A new program in Oklahoma is using a mobile drug unit to distribute harm reduction and drug safety supplies to rural Cherokee Nation members struggling with addiction, reports Elyse Wild of The Guardian. The traveling service is part of the tribe's overall "Native people taking care of Native people" effort to address the severe risks and lack of access facing Native Americans with substance-use disorders.

The drug unit van can be the first point of contact for an addicted tribal member to receive life-saving supplies and education. Coleman Cox, who drives the unit, stops along drug "hot spots" in remote northern Oklahoma and sets up tables "with black bins of naloxone, a drug to reverse opioid overdoses, along with testing strips, clean syringes and wound-care supplies," Wild writes. "The mobile unit typically sees 16 regulars from the community, he says. Some days, no one comes. It all depends on the patterns of drug use and the current drug supply."

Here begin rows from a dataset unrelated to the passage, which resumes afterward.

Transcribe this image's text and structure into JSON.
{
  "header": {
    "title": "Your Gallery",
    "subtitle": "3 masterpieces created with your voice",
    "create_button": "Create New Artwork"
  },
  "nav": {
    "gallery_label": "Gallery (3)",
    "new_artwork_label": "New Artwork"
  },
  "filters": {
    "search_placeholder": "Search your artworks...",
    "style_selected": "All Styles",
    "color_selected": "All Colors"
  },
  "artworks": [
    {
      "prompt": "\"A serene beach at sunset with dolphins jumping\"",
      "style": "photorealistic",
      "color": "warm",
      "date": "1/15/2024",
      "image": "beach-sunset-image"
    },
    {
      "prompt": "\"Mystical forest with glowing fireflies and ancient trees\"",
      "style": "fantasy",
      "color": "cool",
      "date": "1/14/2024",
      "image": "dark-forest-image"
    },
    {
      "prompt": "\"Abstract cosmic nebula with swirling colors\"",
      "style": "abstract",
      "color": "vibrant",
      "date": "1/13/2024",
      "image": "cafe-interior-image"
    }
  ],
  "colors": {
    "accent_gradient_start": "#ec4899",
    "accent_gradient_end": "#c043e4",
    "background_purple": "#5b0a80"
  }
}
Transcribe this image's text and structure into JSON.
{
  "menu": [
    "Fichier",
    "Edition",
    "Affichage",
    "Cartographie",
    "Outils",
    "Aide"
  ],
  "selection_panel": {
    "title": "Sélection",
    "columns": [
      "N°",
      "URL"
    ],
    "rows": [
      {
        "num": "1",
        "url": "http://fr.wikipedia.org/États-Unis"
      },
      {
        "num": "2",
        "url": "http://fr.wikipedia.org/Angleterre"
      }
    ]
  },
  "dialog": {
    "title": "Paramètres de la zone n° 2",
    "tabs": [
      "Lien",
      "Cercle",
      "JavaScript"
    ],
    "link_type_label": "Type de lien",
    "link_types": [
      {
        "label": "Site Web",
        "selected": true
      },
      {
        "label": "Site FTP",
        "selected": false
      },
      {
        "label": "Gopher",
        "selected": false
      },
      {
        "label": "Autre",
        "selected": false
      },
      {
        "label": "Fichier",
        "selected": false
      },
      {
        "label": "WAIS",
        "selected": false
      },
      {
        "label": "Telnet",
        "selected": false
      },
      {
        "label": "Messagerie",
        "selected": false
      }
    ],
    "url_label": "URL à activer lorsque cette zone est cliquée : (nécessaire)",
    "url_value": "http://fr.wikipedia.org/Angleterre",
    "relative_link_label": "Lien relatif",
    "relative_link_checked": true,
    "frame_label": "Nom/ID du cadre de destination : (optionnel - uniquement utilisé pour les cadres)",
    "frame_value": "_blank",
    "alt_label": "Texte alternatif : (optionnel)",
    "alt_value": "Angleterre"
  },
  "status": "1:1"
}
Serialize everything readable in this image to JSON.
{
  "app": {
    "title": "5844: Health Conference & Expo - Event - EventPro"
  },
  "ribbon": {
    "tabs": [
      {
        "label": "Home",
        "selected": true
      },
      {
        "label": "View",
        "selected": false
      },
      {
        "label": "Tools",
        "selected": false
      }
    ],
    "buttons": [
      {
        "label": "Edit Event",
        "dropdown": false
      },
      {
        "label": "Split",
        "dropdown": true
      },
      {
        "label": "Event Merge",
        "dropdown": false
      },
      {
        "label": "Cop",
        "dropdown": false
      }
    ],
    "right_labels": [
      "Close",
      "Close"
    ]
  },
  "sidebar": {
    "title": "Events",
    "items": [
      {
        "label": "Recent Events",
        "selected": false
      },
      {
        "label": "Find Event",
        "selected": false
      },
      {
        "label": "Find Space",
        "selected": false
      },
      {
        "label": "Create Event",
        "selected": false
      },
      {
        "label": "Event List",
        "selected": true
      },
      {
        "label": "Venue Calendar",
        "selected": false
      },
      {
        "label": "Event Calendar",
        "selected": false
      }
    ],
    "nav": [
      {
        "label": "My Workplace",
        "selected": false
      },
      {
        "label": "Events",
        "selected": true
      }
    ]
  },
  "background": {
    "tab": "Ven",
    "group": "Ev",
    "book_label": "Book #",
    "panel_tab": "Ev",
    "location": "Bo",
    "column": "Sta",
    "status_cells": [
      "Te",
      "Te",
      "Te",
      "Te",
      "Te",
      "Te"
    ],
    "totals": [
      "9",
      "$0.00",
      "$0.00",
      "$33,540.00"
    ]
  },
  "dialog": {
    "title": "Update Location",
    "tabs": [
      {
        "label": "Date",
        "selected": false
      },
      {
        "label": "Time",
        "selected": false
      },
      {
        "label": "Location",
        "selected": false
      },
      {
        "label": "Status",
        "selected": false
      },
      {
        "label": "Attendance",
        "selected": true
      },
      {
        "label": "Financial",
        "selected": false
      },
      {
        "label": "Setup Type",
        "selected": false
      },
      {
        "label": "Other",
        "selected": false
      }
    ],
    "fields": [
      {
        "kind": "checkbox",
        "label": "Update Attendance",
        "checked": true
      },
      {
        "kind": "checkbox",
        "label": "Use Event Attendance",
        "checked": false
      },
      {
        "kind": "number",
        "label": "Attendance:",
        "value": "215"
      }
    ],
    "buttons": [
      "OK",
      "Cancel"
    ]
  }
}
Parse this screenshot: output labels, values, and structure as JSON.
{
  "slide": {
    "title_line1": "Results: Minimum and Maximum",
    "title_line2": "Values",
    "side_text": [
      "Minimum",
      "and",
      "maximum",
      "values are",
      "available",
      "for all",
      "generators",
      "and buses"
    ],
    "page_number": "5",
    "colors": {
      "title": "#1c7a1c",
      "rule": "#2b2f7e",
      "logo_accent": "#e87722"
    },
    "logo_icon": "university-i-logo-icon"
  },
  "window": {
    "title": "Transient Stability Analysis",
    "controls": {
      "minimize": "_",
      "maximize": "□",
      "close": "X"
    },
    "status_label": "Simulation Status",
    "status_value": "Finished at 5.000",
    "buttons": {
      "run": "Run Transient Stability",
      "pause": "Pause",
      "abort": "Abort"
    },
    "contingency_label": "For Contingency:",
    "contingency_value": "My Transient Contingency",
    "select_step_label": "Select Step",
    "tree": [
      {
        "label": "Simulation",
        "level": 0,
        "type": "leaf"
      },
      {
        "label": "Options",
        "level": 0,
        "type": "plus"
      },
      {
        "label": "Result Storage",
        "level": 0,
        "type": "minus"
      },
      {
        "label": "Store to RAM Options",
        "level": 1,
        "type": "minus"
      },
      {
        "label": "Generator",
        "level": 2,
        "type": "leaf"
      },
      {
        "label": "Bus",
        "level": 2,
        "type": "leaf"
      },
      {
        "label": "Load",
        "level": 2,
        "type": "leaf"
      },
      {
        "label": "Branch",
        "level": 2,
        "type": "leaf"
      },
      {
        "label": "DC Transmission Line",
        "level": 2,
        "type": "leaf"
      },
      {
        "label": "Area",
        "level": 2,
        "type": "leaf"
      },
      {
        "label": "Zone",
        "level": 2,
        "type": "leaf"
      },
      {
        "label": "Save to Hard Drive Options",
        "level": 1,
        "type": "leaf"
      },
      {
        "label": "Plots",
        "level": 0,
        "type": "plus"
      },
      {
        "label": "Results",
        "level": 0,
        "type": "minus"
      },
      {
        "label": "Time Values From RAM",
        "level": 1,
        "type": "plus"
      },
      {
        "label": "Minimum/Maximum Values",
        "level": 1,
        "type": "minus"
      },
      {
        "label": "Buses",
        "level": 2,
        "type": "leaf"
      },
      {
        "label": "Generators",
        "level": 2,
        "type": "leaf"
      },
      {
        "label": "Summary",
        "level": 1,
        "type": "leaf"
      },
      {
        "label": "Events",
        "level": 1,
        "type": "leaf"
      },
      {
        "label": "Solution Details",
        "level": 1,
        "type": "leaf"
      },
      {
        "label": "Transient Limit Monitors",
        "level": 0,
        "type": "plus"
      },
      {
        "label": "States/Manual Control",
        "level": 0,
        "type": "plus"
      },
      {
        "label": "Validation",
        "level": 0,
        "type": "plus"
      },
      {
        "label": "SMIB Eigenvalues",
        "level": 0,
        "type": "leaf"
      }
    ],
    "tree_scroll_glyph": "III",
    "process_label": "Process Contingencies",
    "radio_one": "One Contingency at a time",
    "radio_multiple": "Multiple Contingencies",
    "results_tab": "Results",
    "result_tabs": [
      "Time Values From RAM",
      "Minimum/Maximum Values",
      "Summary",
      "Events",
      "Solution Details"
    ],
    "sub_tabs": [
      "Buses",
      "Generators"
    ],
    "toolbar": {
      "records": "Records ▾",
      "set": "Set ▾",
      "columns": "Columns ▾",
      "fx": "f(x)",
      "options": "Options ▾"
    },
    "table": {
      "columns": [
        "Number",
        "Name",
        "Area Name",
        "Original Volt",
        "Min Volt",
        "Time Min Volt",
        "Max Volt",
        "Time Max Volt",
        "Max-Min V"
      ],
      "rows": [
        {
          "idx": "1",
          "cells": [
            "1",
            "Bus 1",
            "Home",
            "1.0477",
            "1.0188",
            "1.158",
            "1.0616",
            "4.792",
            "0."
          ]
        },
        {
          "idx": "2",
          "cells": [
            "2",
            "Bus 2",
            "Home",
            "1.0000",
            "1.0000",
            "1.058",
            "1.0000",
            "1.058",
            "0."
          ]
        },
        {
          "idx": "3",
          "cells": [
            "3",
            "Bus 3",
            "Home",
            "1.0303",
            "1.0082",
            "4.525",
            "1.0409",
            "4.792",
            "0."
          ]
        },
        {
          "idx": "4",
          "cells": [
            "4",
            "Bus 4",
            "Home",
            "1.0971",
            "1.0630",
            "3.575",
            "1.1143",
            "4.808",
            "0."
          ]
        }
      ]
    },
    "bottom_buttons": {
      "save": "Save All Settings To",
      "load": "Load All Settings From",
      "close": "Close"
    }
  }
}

The Cherokee Nation "is the largest of the tribes, with more than 450,000 citizens worldwide and 141,000 people living within its sovereign boundaries," Wild explains. "Mobile harm reduction is uniquely suitable for tribal nations. . . where culture and connection are measures of health, harm reduction mitigates the isolation of active addiction." Cox told Wild, "Native people heal as a community.”

With the mobile unit, the Cherokee Nation can reach more remote members who need physical and cultural help coping with addiction. "The effect of culture on addiction health in Native communities is not purely anecdotal," Wild adds. "A doctoral research project conducted by the University of Arizona in 1992 with the Shuswap First Nation community in Alkali Lake, British Columbia, found that employing substance abuse treatment with cultural practices such as sweat lodges, pipe ceremonies, drumming, singing and powwows were instrumental in reducing the tribe’s rate of drug and alcohol abuse by 95% from 1970 to 1985."